By mid-May, I decided to get into something I'm not at all an expert in; plants. Throughout the summer, I went exploring around the streets and parks and other places in and around the city limits. What I discovered was an amazing array of flora. From four species of orchid and scarcer species such as arrowhead and flowering rush to hare's-foot clover and sand spurrey. I ended up with a long list of plants that I never knew existed in my home city. I have a new appreciation for plants now and I was sad when the summer ended and my list grinded to a halt.
As the restrictions relaxed and the first lockdown eased, I was allowed to travel further away from Norwich's boundaries. From swallowtails at Hickling Broad to a few visits to the coast to search for migrants at places like Cley and Titchwell. I even had a couple of trips to Strumpshaw for the first time in months. I experienced the strange new one-way route systems at some of these reserves and being inside a hide with a mask on. It was bird watching, but not how it used to be. Social distancing twitching at Wells Wood in September as we all crowded behind a fence and a couple of hay bales looking at a red-backed shrike was something I wouldn't forget.
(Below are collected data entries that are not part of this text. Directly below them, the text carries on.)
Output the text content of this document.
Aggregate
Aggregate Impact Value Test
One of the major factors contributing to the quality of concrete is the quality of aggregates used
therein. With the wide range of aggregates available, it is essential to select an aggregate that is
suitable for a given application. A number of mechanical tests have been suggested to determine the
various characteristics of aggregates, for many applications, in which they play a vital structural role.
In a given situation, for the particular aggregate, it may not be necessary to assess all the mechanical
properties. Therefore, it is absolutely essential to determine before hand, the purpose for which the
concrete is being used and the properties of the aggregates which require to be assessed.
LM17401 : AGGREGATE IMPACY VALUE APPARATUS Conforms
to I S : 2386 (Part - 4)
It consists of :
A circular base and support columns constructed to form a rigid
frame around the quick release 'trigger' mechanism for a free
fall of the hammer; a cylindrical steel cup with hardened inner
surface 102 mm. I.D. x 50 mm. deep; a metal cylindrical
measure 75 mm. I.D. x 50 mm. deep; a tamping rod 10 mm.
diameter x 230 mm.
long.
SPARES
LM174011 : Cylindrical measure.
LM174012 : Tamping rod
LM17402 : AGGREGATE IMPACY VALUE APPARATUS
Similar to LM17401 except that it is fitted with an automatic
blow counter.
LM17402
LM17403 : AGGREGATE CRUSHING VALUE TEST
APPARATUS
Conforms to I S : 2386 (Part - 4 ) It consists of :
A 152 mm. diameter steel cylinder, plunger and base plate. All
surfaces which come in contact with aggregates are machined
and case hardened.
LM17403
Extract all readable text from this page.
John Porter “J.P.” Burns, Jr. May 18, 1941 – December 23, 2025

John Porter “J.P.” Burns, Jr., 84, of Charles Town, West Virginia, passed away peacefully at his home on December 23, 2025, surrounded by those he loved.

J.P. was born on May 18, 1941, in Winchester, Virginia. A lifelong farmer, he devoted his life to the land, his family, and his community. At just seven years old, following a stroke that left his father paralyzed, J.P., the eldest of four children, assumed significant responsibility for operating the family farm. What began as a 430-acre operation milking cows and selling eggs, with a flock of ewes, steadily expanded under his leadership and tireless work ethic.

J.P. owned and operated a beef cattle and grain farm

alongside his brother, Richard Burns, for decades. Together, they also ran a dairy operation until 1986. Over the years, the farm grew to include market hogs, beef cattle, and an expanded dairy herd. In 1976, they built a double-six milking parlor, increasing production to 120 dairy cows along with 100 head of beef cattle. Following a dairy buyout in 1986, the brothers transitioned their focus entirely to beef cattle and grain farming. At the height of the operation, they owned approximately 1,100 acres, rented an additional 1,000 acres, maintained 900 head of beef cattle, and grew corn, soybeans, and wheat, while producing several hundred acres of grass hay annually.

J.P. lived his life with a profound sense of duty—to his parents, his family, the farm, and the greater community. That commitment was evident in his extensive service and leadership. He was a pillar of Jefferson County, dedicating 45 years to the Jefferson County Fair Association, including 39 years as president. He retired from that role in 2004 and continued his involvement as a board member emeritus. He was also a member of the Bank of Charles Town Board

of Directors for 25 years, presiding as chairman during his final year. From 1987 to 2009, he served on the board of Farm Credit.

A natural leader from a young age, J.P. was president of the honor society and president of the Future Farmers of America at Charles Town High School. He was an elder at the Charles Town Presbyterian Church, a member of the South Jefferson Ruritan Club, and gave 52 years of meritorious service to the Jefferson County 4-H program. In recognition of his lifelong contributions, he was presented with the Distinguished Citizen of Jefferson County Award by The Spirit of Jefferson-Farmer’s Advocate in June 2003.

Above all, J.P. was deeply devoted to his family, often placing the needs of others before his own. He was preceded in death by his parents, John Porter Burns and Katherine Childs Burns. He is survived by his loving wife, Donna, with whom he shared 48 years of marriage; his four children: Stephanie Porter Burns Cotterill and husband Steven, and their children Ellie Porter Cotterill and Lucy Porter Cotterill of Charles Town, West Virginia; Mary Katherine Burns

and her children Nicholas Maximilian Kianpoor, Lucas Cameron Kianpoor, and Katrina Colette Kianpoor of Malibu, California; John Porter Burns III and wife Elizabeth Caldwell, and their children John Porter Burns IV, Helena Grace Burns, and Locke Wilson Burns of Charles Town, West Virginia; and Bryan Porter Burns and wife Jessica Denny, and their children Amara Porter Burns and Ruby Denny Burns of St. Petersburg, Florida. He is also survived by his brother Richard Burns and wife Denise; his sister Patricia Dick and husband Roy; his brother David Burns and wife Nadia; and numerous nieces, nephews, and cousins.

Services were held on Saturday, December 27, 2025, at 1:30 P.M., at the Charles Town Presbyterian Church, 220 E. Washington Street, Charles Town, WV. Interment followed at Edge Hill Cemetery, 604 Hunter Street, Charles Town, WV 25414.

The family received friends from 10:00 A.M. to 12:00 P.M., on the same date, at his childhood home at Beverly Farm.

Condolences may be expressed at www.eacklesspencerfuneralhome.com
In October, it was all about the spectacle of the autumn colours produced by the trees in my neighbourhood. The weather was awful though.
November and December
The final two months of 2020 were the least eventful as I barely went out. In November, a second lockdown was in place, but I did sneak in a couple of outings outside of the city. This included a trip to Titchwell where we got some strange looks but saw some great things from shimmering eruptions of golden plovers and a close encounter with a muntjac deer. While at Strumpshaw I discovered my first ever earthstar fungi.
Finally, in December, I was allowed back to volunteering at Strumpshaw since March. I was rewarded with bitterns, otters and a pintail. It was just great to be back, though it was weird helping inside the Reception Hide while obeying to the new social distancing rules and all the tape marking out where we had to stand and move around in. Just to be back and seeing the wildlife and the everchanging weather changing the landscape I was familiar with before the lockdowns, seeing all of it again made up for all the absent weeks I missed being here. And to top things off, I was rewarded with my 10 year service as an RSPB volunteer at Strumpshaw with a silver puffin badge, even though it is a few months early.
Now that Norfolk has entered Tier 4 (pretty much a 3rd lockdown), I'm unsure on how 2021 will be like. Will I ever be allowed to go on big birding outings again? Will I get the vaccine before I get the virus? Whatever happens, I'm sure that next year will be better than this one. Happy new year, everyone!